Se sucedían los días y todo se tornaba más ominoso. Una mañana, sentado enfrente del televisor, este hombre ya jubilado tras dedicar los mejores años de su vida a servir a la patria contempló con desesperación cómo la presidenta de la Comunidad de Madrid revelaba al mundo que España se había precipitado a una dictadura. Días más tarde, esta aguerrida mujer, acreditada luchadora por la libertad, se enorgullecía de haber llamado “hijo de puta” al indeseable sujeto que usurpaba el mando de la nación.

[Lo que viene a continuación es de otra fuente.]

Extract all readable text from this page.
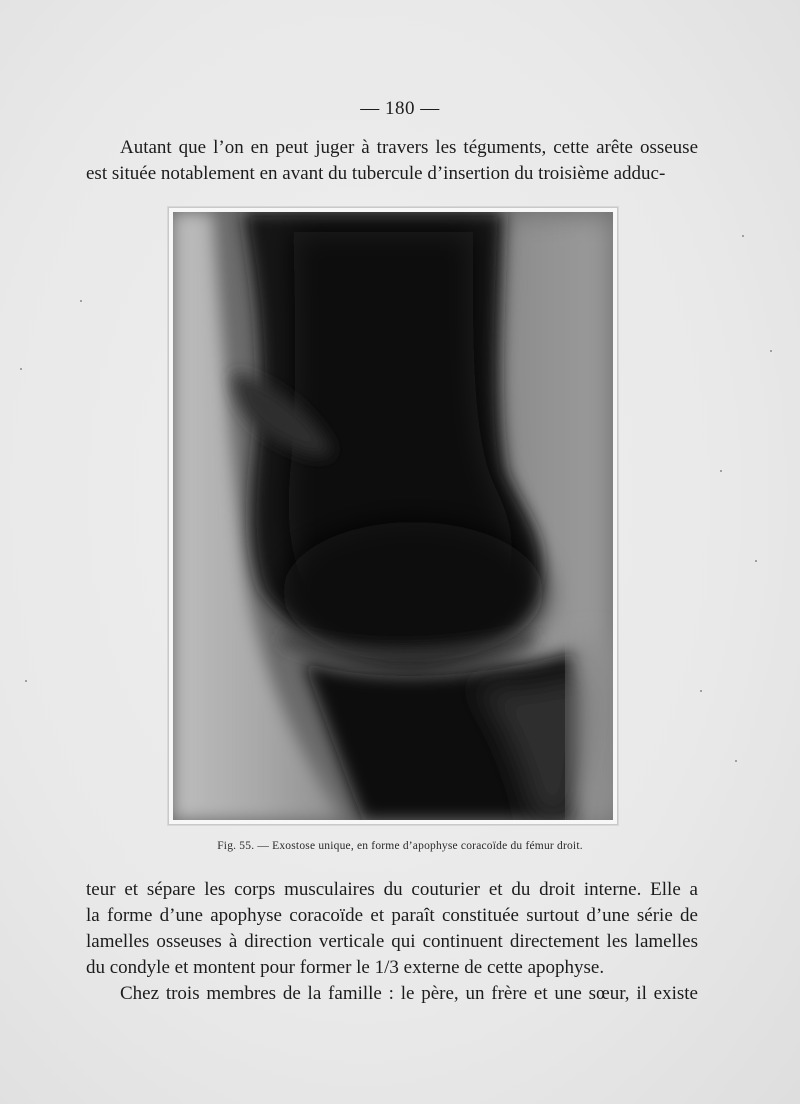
— 180 —

Autant que l’on en peut juger à travers les téguments, cette arête osseuse
est située notablement en avant du tubercule d’insertion du troisième adduc-

Fig. 55. — Exostose unique, en forme d’apophyse coracoïde du fémur droit.

teur et sépare les corps musculaires du couturier et du droit interne. Elle a
la forme d’une apophyse coracoïde et paraît constituée surtout d’une série de
lamelles osseuses à direction verticale qui continuent directement les lamelles
du condyle et montent pour former le 1/3 externe de cette apophyse.

Chez trois membres de la famille : le père, un frère et une sœur, il existe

Nuestro hombre acariciaba con nostalgia su desgastado uniforme, añorando aquellos tiempos de su juventud en los que le hubiesen sobrado las fuerzas para escuchar la llamada del deber. Ahora, solo podía asistir impotente a todo eso, torturado, como en los versos de Quevedo: “Miré los muros de la patria mía / si un tiempo fuertes, ya desmoronados”.
La pesadilla se seguía alimentando a diario. El principal partido de la oposición constataba que el presidente perseguía perpetuarse en el cargo mediante un fraude tras haber perdido las recientes elecciones. Y el líder del tercer partido del país, el que se proclamaba más español de todos, abandonaba airado el Parlamento para evidenciar que hemos caído en las garras de un émulo de Hitler, un hombre a la altura de “los mayores criminales de la historia”.

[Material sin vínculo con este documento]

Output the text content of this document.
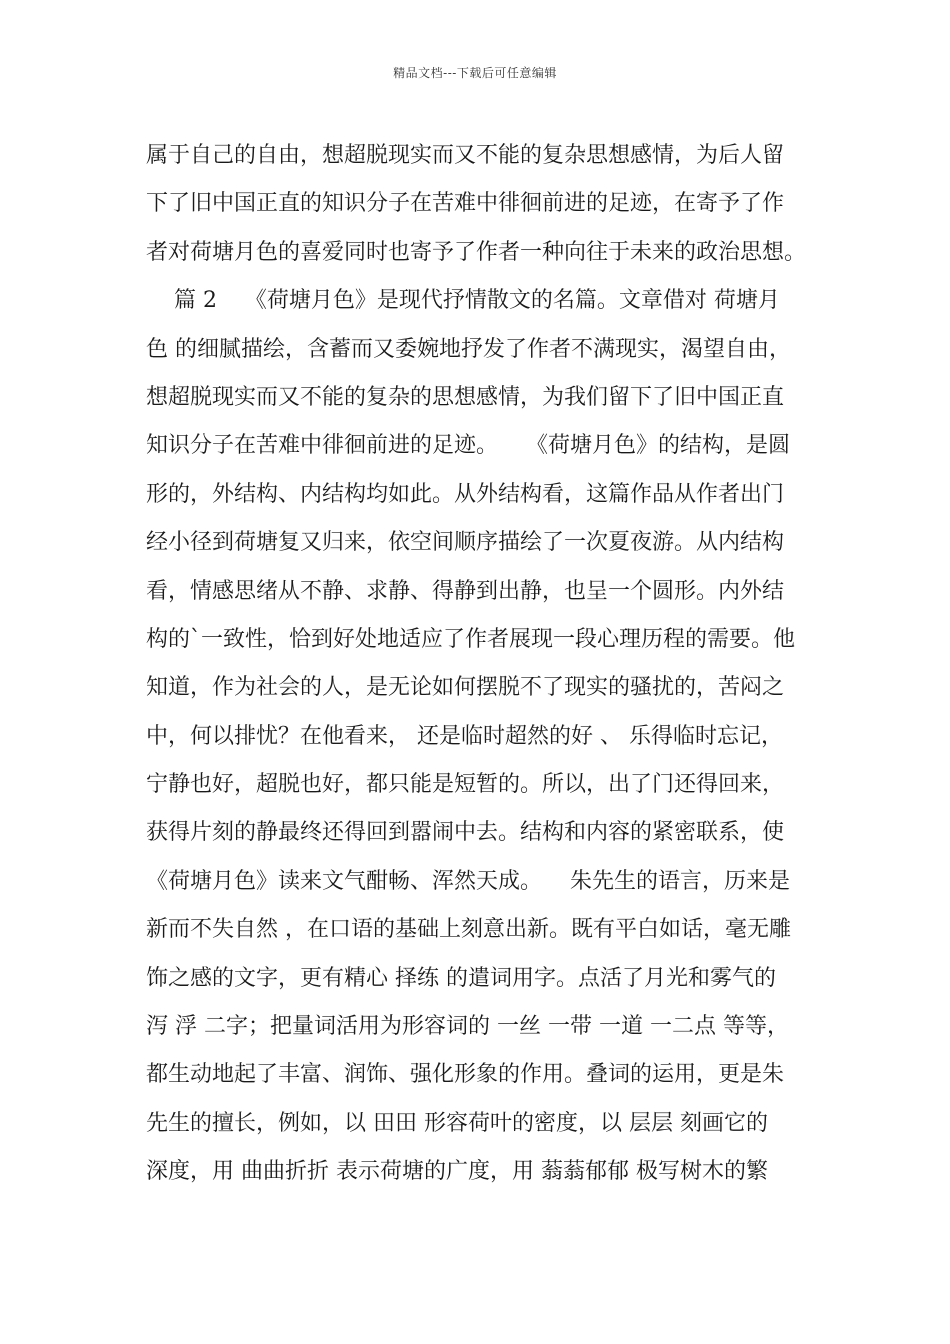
精品文档---下载后可任意编辑
属于自己的自由，想超脱现实而又不能的复杂思想感情，为后人留
下了旧中国正直的知识分子在苦难中徘徊前进的足迹，在寄予了作
者对荷塘月色的喜爱同时也寄予了作者一种向往于未来的政治思想。
篇 2    《荷塘月色》是现代抒情散文的名篇。文章借对 荷塘月
色 的细腻描绘，含蓄而又委婉地抒发了作者不满现实，渴望自由，
想超脱现实而又不能的复杂的思想感情，为我们留下了旧中国正直
知识分子在苦难中徘徊前进的足迹。    《荷塘月色》的结构，是圆
形的，外结构、内结构均如此。从外结构看，这篇作品从作者出门
经小径到荷塘复又归来，依空间顺序描绘了一次夏夜游。从内结构
看，情感思绪从不静、求静、得静到出静，也呈一个圆形。内外结
构的`一致性，恰到好处地适应了作者展现一段心理历程的需要。他
知道，作为社会的人，是无论如何摆脱不了现实的骚扰的，苦闷之
中，何以排忧？在他看来， 还是临时超然的好 、 乐得临时忘记，
宁静也好，超脱也好，都只能是短暂的。所以，出了门还得回来，
获得片刻的静最终还得回到嚣闹中去。结构和内容的紧密联系，使
《荷塘月色》读来文气酣畅、浑然天成。    朱先生的语言，历来是
新而不失自然 ，在口语的基础上刻意出新。既有平白如话，毫无雕
饰之感的文字，更有精心 择练 的遣词用字。点活了月光和雾气的
泻 浮 二字；把量词活用为形容词的 一丝 一带 一道 一二点 等等，
都生动地起了丰富、润饰、强化形象的作用。叠词的运用，更是朱
先生的擅长，例如，以 田田 形容荷叶的密度，以 层层 刻画它的
深度，用 曲曲折折 表示荷塘的广度，用 蓊蓊郁郁 极写树木的繁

A los oídos del apesadumbrado ciudadano llegaban también las llamadas a la acción: “El que pueda hacer, que haga; el que pueda aportar, que aporte; el que se pueda mover, que se mueva”, emplazaba un antiguo presidente. La misma presidenta madrileña, siempre rebosante de determinación, enumeraba las instituciones que deberían frenar la ignominia: “El rey Felipe VI, los poderes legislativo y judicial, las Fuerzas y Cuerpos de Seguridad del Estado, las Fuerzas Armadas y la Unión Europea”. Pero los únicos que parecían responder eran un grupo de arrojados jóvenes que cada noche se batían el cobre infructuosamente ante el cuartel general de los felones.
Así que nuestro hombre ya no pudo más. Y con gran felicidad descubrió que sus antiguos camaradas tampoco podían más y no iban a quedar impasibles. Y todos juntos dieron un paso al frente: había llegado la hora de tomar las armas, gritar “¡quieto todo el mundo!”, y, por fin, restablecer la democracia.